Assis aux tables ou accoudés au comptoir, sous la présidence de Manneken-pis, on remarque Bruegel l'Ancien, Ginette Patate, Jérome Bosch, Jacques Brel, Félicien Rops, Erasme, Chiquet Mawet, Michel de Ghelderode, James Ensor, Hugo Claus, les frères Dardenne, Eddy Merckx, Emilie Dequenne, Emile Verhaeren, Marcel Mariën... Arno et Jo Lemaire, juchés sur une estrade, fredonnent un air de marin, accompagné à la cornemuse brabançonne par Adolphe Sax. Noël Godin circule entre les tables, servant des tartes, tandis qu'Amélie Nothomb, affublée d'un chapeau extravagant, est au bar et verse des pintjes en racontant son dernier passage chez Pivot.

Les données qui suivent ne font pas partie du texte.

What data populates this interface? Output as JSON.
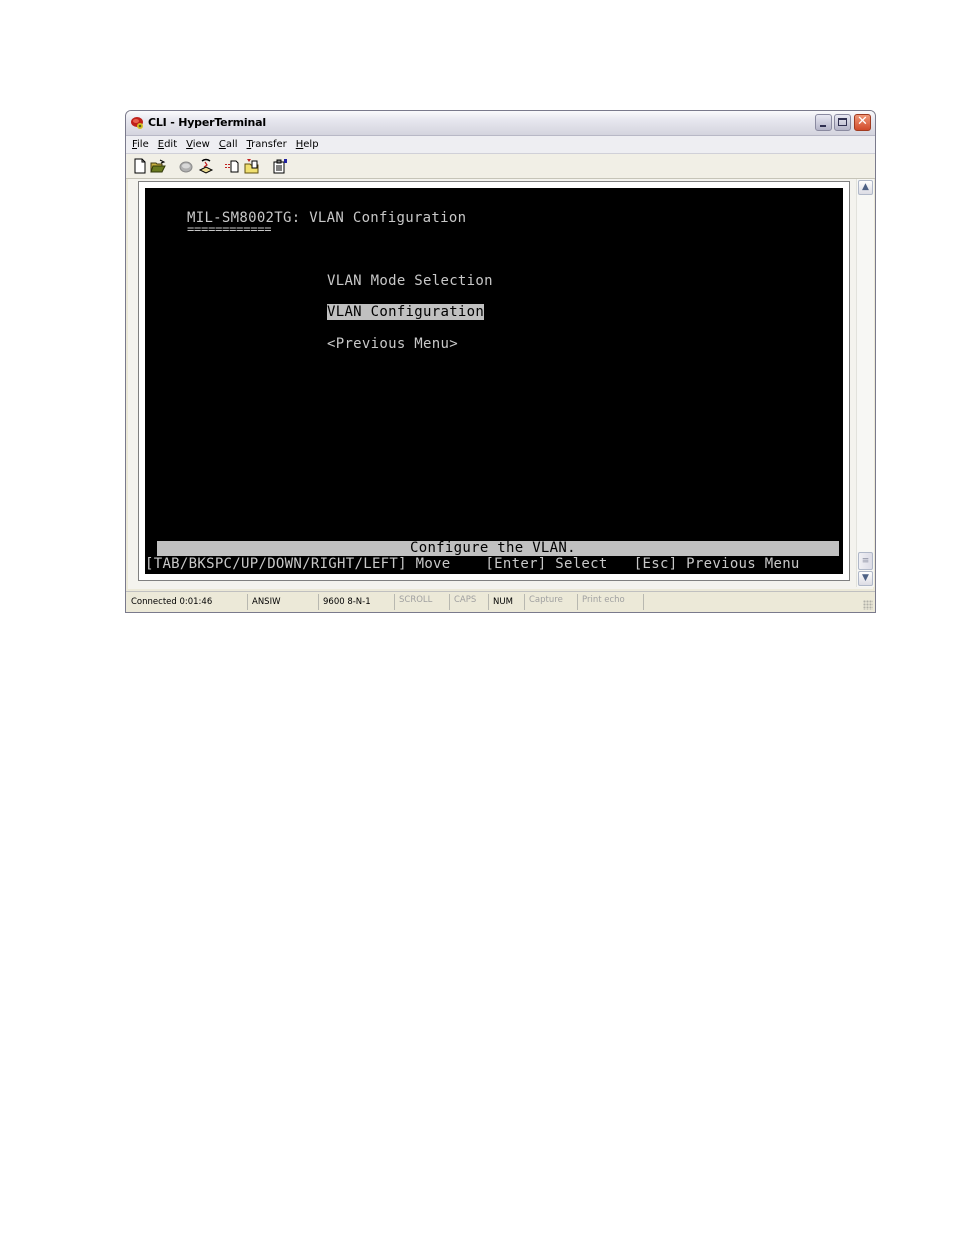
{
  "window": {
    "title": "CLI - HyperTerminal",
    "app_icon": "hyperterminal-phone-icon",
    "controls": {
      "minimize": "minimize",
      "maximize": "maximize",
      "close": "close"
    }
  },
  "menubar": {
    "items": [
      {
        "key": "F",
        "rest": "ile"
      },
      {
        "key": "E",
        "rest": "dit"
      },
      {
        "key": "V",
        "rest": "iew"
      },
      {
        "key": "C",
        "rest": "all"
      },
      {
        "key": "T",
        "rest": "ransfer"
      },
      {
        "key": "H",
        "rest": "elp"
      }
    ]
  },
  "toolbar": {
    "icons": [
      "new-icon",
      "open-icon",
      "connect-icon",
      "disconnect-icon",
      "send-icon",
      "receive-icon",
      "properties-icon"
    ]
  },
  "terminal": {
    "header": "MIL-SM8002TG: VLAN Configuration",
    "underline": "============",
    "menu_items": [
      {
        "label": "VLAN Mode Selection",
        "selected": false
      },
      {
        "label": "VLAN Configuration",
        "selected": true
      },
      {
        "label": "<Previous Menu>",
        "selected": false
      }
    ],
    "status_message": "Configure the VLAN.",
    "help_line": "[TAB/BKSPC/UP/DOWN/RIGHT/LEFT] Move    [Enter] Select   [Esc] Previous Menu",
    "colors": {
      "background": "#000000",
      "text": "#c8c8c8",
      "highlight": "#c0c0c0"
    }
  },
  "statusbar": {
    "connected": "Connected 0:01:46",
    "emulation": "ANSIW",
    "port_settings": "9600 8-N-1",
    "scroll": "SCROLL",
    "caps": "CAPS",
    "num": "NUM",
    "capture": "Capture",
    "print_echo": "Print echo"
  }
}
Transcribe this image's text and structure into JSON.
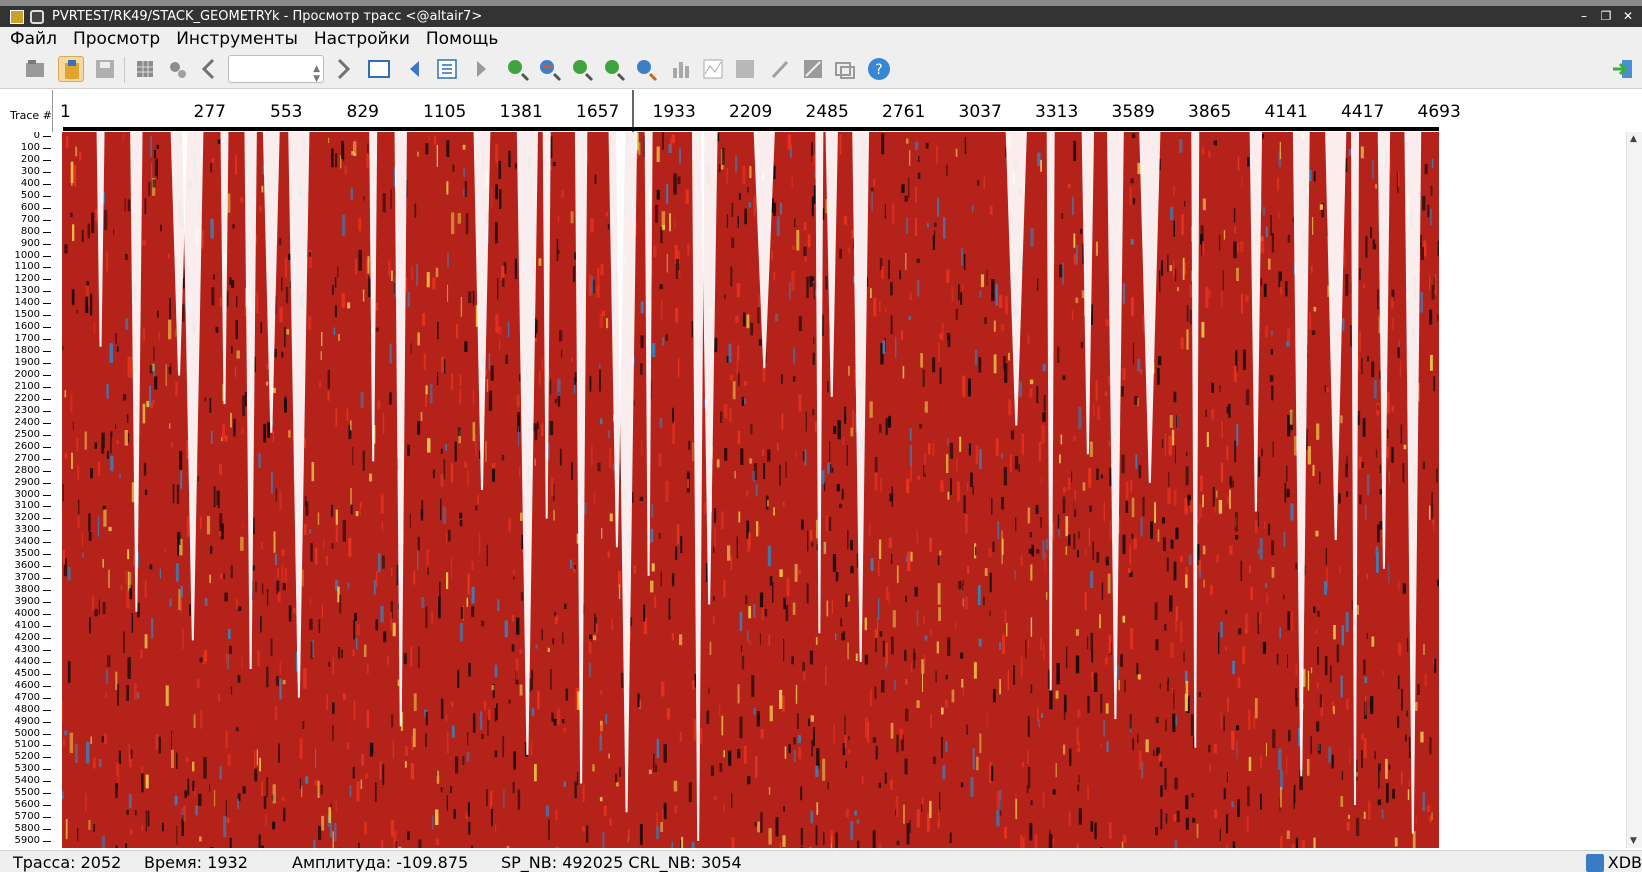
{
  "window": {
    "title": "PVRTEST/RK49/STACK_GEOMETRYk - Просмотр трасс <@altair7>",
    "buttons": [
      "–",
      "❐",
      "✕"
    ]
  },
  "menu": [
    "Файл",
    "Просмотр",
    "Инструменты",
    "Настройки",
    "Помощь"
  ],
  "toolbar": {
    "combo_value": "",
    "icons": [
      "open-folder-icon",
      "import-icon",
      "save-icon",
      "grid-icon",
      "settings-icon",
      "chevron-left-icon",
      "chevron-right-icon",
      "window-icon",
      "play-back-icon",
      "list-icon",
      "play-forward-icon",
      "zoom-in-icon",
      "zoom-out-icon",
      "zoom-up-icon",
      "zoom-fit-icon",
      "zoom-reset-icon",
      "bar-chart-icon",
      "spectrum-icon",
      "image-icon",
      "pick-icon",
      "edit-icon",
      "overlay-icon",
      "help-icon",
      "exit-icon"
    ]
  },
  "trace_axis": {
    "label": "Trace #",
    "ticks": [
      "1",
      "277",
      "553",
      "829",
      "1105",
      "1381",
      "1657",
      "1933",
      "2209",
      "2485",
      "2761",
      "3037",
      "3313",
      "3589",
      "3865",
      "4141",
      "4417",
      "4693"
    ]
  },
  "time_axis": {
    "ticks": [
      "0",
      "100",
      "200",
      "300",
      "400",
      "500",
      "600",
      "700",
      "800",
      "900",
      "1000",
      "1100",
      "1200",
      "1300",
      "1400",
      "1500",
      "1600",
      "1700",
      "1800",
      "1900",
      "2000",
      "2100",
      "2200",
      "2300",
      "2400",
      "2500",
      "2600",
      "2700",
      "2800",
      "2900",
      "3000",
      "3100",
      "3200",
      "3300",
      "3400",
      "3500",
      "3600",
      "3700",
      "3800",
      "3900",
      "4000",
      "4100",
      "4200",
      "4300",
      "4400",
      "4500",
      "4600",
      "4700",
      "4800",
      "4900",
      "5000",
      "5100",
      "5200",
      "5300",
      "5400",
      "5500",
      "5600",
      "5700",
      "5800",
      "5900"
    ]
  },
  "plot": {
    "colors": {
      "dominant": "#b5221a",
      "dark": "#1a0a0a",
      "bright": "#e8331e",
      "accent_blue": "#3d7fb8",
      "accent_yellow": "#e9c44a",
      "gap": "#ffffff"
    },
    "gap_fractions": [
      0.028,
      0.054,
      0.085,
      0.095,
      0.118,
      0.137,
      0.152,
      0.172,
      0.226,
      0.246,
      0.305,
      0.338,
      0.352,
      0.377,
      0.403,
      0.41,
      0.426,
      0.462,
      0.47,
      0.51,
      0.55,
      0.559,
      0.58,
      0.693,
      0.718,
      0.745,
      0.765,
      0.79,
      0.823,
      0.867,
      0.9,
      0.925,
      0.939,
      0.96,
      0.981
    ]
  },
  "status": {
    "trace": "Трасса: 2052",
    "time": "Время: 1932",
    "amplitude": "Амплитуда: -109.875",
    "sp_crl": "SP_NB: 492025 CRL_NB: 3054",
    "right": "XDB"
  }
}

Tristan Corbière est accoudé au comptoir entre Serge-Antoine Claeys, auteur de Francs-Tireurs et Serge Noël, auteur des Enfants Grimaciers.
Arthur, arrivant de Charleville par la Gare de l'Est, entre en coup de vent afin de se désaltérer avant de rejoindre Le Baron Rouge, place d'Aligre. Corbière, coiffé d'un chapeau de corsaire, voyant sa quête d'exotisme gâtée par l'arrivée du Français, accoste Rimbaud avec insolence :
- Eh mec, elle est chassé! souffle-t-il à l'inconnu aux allures d'ange déchu. - Quoi ? fait Rimbaud étonné par l'apostrophe du Breton aux allures de spectre triomphant. - L'Eternité! répond Corbière qui, effectivement, donne l'impression de sortir du tombeau.
Et, laissant Rimbaud au bar tout pantois, il quitte le Rendez-vous des Belges en émettant un pet de Noël et en claquant des doigts.
Rimbaud retrouve rapidement ses esprits; originaire du Nord, l'esprit carnavalesque lui est familier. Par contre, hanté par la répartie de Corbière, il n'a de cesse d'écrire, à même le comptoir du bar de la gare : Elle est retrouvée. Quoi ? - l'Eternité. C'est la mer alliée avec le soleil. Et il quitte le bistrot en émettant un rot de la Pentecôte et en claquant des doigts. Séduisant, mais improbable. D'ailleurs ni Louis Forestier, spécialiste de Rimbaud, ni Henri Thomas,spécialiste de Corbière, n'ont trouvé la trace d'une telle rencontre.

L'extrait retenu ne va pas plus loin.